Centauro: A New Disaster Response Robot from IIT

This hybrid of robot human and robot horse is designed to rescue you from disasters

One of the things that we learned from the DARPA Robotics Challenge is that it’s useful for robots to have legs to walk, but it’s even more useful for robots to be versatile and adaptable, with multimodal locomotion capabilities that they can deploy depending on the situation. At the DRC, we saw all kinds of different designs, but one of the more unique approaches came from the University of Bonn, in Germany, with their robot Momaro.

Momaro used a “centaur” design, with four legs that had wheels on the bottom (like a wheeled quadruped) coupled to a humanoid upper torso with a head and arms. It was the top-ranked European robot in the DRC, completing an almost perfect run in just 34 minutes. We’ve since been wondering whether the centaur design would inspire other disaster robots, and now we know the answer is yes.

Today, a consortium of European research groups announced a new centaur robot platform called (appropriately enough) Centauro. The robot was built at the Italian Institute of Technology (IIT) by a team led by Nikos Tsagarakis, who heads IIT’s Humanoids and Human Centered Mechatronics Lab, in Genoa. The project is part of the CENTAURO Consortium, funded by the European Commission and coordinated by researchers from the University of Bonn—the same group that developed Momaro.

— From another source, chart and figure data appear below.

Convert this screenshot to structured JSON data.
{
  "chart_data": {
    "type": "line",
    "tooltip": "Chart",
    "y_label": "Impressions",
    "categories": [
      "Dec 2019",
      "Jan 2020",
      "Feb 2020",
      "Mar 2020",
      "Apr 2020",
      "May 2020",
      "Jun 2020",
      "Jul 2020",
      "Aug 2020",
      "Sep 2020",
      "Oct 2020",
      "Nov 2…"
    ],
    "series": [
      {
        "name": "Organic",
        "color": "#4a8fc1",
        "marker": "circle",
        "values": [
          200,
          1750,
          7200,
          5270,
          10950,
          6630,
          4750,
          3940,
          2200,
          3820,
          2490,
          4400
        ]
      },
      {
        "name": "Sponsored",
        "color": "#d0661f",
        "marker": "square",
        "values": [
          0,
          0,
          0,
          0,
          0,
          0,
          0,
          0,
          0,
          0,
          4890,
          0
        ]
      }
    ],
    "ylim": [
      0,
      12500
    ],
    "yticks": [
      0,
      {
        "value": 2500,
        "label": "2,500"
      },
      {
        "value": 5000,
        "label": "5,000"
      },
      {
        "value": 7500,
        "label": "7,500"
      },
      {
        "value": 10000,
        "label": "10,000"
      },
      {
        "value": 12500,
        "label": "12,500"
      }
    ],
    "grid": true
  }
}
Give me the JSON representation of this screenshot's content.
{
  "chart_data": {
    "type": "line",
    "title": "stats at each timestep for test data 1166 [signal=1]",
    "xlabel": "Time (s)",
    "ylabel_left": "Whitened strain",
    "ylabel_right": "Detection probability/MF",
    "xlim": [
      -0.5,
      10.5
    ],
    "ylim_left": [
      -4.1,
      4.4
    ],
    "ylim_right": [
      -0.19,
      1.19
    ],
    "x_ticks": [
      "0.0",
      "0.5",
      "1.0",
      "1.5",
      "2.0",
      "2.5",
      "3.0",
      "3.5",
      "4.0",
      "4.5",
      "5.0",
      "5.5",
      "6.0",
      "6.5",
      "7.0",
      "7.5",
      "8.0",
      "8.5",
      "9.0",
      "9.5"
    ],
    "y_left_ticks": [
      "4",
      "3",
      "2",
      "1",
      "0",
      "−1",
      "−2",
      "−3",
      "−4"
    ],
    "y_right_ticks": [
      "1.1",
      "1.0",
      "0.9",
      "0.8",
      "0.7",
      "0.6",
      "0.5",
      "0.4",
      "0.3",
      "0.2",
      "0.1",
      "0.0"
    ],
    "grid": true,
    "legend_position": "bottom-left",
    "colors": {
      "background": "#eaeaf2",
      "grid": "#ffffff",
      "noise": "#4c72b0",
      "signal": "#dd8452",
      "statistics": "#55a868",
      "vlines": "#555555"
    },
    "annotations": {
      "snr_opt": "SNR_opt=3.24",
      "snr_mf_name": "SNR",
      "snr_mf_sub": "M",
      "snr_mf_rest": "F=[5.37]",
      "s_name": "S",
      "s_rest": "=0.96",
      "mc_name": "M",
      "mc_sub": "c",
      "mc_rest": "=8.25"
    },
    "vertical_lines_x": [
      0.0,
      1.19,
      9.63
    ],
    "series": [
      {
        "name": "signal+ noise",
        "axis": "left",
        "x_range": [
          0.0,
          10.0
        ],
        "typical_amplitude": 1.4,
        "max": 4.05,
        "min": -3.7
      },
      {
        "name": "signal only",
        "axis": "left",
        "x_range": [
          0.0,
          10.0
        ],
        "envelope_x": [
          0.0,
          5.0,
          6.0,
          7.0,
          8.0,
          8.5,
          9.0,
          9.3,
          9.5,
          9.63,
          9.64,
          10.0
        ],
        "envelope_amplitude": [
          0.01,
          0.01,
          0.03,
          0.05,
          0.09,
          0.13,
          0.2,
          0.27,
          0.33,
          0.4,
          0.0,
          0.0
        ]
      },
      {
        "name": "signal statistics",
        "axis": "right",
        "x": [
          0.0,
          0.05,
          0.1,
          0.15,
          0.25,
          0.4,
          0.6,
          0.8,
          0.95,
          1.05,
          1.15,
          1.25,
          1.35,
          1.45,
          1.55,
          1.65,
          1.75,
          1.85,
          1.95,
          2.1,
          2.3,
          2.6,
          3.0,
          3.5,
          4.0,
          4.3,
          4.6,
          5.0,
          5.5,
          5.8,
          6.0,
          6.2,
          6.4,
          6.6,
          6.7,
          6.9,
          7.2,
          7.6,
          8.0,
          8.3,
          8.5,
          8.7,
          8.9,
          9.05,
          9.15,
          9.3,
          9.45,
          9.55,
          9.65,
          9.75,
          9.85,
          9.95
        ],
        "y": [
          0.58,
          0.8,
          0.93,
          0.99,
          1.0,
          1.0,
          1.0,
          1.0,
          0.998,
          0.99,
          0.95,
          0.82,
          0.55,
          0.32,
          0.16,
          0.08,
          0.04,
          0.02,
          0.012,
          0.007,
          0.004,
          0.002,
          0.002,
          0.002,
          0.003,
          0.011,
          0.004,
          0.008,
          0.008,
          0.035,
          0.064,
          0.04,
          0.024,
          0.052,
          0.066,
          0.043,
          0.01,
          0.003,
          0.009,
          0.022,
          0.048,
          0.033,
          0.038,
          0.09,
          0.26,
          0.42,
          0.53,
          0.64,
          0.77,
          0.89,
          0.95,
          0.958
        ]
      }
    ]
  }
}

The goal of CENTAURO is building a “human-robot symbiotic system where a human operator is telepresent with its whole body in a Centaur-like robot, which is capable of robust locomotion and dexterous manipulation in the rough terrain and austere conditions characteristic of disasters.” From the look of things, Centauro shares the same kind of rugged capability we’ve seen in other IIT robots, like WALK-MAN, meaning that this could be a robot that manages to be both a research tool and real-world useful.